The cell phone landed on the desk with a loud bang.  "I can't do it, Devlin."

Taking a step closer to him, his boss replied, "You'll have to, Jack.  It's our turn to spy on her, find out what damage she did."

Jack shook his head.  "I don't--"

"Jack, you'll need to do it for Sydney, too.  You suddenly leaving would sound all kinds of alarm bells for Arvin Sloane.  SD-6 would investigate, and I'm not sure Sydney can handle the added pressure."

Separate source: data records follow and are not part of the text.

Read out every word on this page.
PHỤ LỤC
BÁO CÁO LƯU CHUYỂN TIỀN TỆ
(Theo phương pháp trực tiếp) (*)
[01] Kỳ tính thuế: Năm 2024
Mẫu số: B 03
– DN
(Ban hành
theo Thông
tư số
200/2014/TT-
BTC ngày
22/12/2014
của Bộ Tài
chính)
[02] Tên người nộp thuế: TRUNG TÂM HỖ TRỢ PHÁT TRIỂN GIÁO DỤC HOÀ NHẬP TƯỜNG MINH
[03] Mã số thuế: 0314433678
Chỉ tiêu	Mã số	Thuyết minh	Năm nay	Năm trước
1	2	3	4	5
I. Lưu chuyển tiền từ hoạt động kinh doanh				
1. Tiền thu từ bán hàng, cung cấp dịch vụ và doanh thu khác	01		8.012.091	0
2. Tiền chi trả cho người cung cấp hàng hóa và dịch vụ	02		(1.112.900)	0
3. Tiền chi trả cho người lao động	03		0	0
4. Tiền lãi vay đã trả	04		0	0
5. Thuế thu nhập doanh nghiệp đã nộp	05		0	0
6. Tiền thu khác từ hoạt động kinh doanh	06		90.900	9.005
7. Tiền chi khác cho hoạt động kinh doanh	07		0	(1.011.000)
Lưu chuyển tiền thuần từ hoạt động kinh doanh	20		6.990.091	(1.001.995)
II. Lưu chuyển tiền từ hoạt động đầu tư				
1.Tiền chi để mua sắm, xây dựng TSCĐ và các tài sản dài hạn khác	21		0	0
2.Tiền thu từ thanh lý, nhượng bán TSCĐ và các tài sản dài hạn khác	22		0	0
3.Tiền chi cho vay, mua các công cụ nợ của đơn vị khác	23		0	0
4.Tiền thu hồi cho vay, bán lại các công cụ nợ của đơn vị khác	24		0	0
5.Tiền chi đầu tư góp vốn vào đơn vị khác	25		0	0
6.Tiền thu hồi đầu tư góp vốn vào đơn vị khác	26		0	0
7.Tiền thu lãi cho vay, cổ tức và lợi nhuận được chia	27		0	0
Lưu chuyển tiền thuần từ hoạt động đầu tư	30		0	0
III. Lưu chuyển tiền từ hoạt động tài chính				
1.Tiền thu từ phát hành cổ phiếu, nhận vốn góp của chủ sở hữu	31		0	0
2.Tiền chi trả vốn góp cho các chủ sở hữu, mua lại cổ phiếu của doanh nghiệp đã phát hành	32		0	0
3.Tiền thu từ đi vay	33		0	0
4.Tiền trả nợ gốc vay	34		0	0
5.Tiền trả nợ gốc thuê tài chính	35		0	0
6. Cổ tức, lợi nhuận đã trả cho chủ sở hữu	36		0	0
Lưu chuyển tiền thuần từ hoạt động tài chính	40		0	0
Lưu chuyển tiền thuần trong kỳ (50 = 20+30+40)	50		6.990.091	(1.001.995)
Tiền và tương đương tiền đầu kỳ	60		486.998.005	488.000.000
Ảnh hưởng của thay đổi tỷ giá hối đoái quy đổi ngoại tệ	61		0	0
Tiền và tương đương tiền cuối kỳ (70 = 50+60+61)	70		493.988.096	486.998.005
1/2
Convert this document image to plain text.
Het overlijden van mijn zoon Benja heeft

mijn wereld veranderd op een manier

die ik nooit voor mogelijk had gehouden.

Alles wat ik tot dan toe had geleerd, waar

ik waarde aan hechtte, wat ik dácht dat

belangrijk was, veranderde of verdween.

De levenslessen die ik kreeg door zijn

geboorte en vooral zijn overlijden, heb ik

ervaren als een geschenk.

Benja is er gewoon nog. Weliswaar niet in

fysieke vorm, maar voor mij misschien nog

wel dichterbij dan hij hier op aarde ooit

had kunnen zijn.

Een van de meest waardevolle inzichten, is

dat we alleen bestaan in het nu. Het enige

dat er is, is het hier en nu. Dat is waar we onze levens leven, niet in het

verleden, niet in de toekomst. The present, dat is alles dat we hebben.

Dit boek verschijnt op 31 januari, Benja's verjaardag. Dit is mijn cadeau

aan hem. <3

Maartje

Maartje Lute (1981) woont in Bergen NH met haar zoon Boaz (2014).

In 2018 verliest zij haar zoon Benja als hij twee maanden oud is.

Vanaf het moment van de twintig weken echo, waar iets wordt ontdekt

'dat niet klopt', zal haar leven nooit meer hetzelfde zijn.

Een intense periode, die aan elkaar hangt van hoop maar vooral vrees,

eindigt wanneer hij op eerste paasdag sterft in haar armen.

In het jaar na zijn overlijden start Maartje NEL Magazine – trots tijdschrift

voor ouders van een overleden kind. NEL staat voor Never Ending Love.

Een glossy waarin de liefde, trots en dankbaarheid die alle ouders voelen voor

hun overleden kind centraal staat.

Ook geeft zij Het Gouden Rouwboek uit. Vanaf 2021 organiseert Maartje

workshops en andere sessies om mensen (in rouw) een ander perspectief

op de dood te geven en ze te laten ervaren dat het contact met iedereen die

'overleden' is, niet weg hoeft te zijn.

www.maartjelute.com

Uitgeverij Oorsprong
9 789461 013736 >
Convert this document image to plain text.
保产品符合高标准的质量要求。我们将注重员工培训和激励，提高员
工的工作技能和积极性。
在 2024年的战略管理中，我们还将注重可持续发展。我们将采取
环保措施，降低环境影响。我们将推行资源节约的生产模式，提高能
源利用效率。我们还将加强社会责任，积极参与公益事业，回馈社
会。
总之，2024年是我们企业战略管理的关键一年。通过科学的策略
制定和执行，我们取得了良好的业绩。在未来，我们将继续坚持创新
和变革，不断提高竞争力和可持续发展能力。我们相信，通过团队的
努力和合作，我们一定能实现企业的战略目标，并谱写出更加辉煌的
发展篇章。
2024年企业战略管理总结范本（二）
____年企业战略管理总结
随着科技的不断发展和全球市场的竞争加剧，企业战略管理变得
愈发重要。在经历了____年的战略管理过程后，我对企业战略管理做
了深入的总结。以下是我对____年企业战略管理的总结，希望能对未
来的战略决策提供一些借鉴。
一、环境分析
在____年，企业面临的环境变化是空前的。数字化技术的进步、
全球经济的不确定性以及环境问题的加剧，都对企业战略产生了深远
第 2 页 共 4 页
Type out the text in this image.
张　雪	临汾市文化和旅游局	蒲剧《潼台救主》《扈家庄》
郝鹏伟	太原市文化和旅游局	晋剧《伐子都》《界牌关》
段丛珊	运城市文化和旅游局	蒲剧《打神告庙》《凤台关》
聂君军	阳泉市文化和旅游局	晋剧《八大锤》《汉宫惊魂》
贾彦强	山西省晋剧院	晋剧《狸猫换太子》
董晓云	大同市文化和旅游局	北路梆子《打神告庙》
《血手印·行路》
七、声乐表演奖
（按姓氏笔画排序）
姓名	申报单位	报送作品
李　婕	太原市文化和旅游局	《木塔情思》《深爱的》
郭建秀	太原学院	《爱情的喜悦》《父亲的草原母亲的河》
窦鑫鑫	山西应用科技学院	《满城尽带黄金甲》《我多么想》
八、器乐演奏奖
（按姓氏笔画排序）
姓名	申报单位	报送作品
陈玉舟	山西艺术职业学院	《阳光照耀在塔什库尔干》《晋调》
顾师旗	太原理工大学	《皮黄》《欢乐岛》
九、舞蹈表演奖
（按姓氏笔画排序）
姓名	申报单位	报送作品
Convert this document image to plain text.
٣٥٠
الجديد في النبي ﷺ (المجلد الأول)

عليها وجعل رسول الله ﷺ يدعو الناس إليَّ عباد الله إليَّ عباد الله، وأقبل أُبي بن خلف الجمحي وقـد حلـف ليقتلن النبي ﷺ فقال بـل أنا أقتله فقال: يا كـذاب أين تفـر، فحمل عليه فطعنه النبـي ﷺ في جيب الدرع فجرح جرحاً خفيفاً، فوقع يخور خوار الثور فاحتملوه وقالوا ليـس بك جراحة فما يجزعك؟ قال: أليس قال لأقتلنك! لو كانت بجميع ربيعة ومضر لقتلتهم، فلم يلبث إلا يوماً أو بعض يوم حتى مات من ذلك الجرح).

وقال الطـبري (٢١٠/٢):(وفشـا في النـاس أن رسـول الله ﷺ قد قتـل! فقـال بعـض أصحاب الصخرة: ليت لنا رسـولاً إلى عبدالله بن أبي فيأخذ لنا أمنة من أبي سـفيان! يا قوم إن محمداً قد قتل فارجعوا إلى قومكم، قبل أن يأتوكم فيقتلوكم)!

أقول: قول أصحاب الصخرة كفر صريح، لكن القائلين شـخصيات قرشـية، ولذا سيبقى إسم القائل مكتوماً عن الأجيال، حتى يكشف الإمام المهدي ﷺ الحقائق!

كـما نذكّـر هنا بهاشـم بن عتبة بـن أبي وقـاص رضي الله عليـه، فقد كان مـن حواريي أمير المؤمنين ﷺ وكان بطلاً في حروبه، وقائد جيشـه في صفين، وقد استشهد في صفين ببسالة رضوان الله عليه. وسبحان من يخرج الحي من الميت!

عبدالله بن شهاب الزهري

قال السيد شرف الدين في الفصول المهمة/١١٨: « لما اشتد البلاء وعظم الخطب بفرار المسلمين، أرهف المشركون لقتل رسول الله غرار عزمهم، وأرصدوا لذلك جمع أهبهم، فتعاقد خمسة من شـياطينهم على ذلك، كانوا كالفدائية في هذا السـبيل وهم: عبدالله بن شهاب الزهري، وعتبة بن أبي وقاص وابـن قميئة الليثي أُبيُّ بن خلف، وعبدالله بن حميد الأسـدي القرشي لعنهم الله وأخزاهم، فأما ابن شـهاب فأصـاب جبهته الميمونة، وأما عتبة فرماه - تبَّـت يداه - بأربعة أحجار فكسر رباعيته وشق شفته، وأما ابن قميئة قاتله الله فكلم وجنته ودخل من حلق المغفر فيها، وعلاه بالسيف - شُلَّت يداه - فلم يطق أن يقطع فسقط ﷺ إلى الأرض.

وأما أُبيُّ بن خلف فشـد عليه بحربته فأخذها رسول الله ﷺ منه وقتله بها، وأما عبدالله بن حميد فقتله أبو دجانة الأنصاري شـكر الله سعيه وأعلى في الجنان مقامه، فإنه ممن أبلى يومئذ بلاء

Looking back at his boss, Jack felt the desire to strangle him.  "Just leave me alone, Devlin."

"Jack--"

He held up his hand.  "Please, Devlin.  Leave me alone.  You don't need to worry about me.  I've always done what the CIA wanted.  You know where my loyalty lies."

"Yes, Jack, I do.  I also know how much you love Laura--"

"Loved."  The word was flat with not a hint of emotion.  Jack was proud of that word.

Nodding, Devlin finished.  "Loved.  However, I also know that's not enough to keep you there in that house.  Sydney's safety is the only thing that will make you stay."

Jack clasped his hands together, squeezing them together until it hurt.  Leaning forward on his elbows, he said, "You're right, Devlin.  It's the only thing making me stay.  Now please leave me alone."

Devlin left, but the thoughts crowding in on him didn't.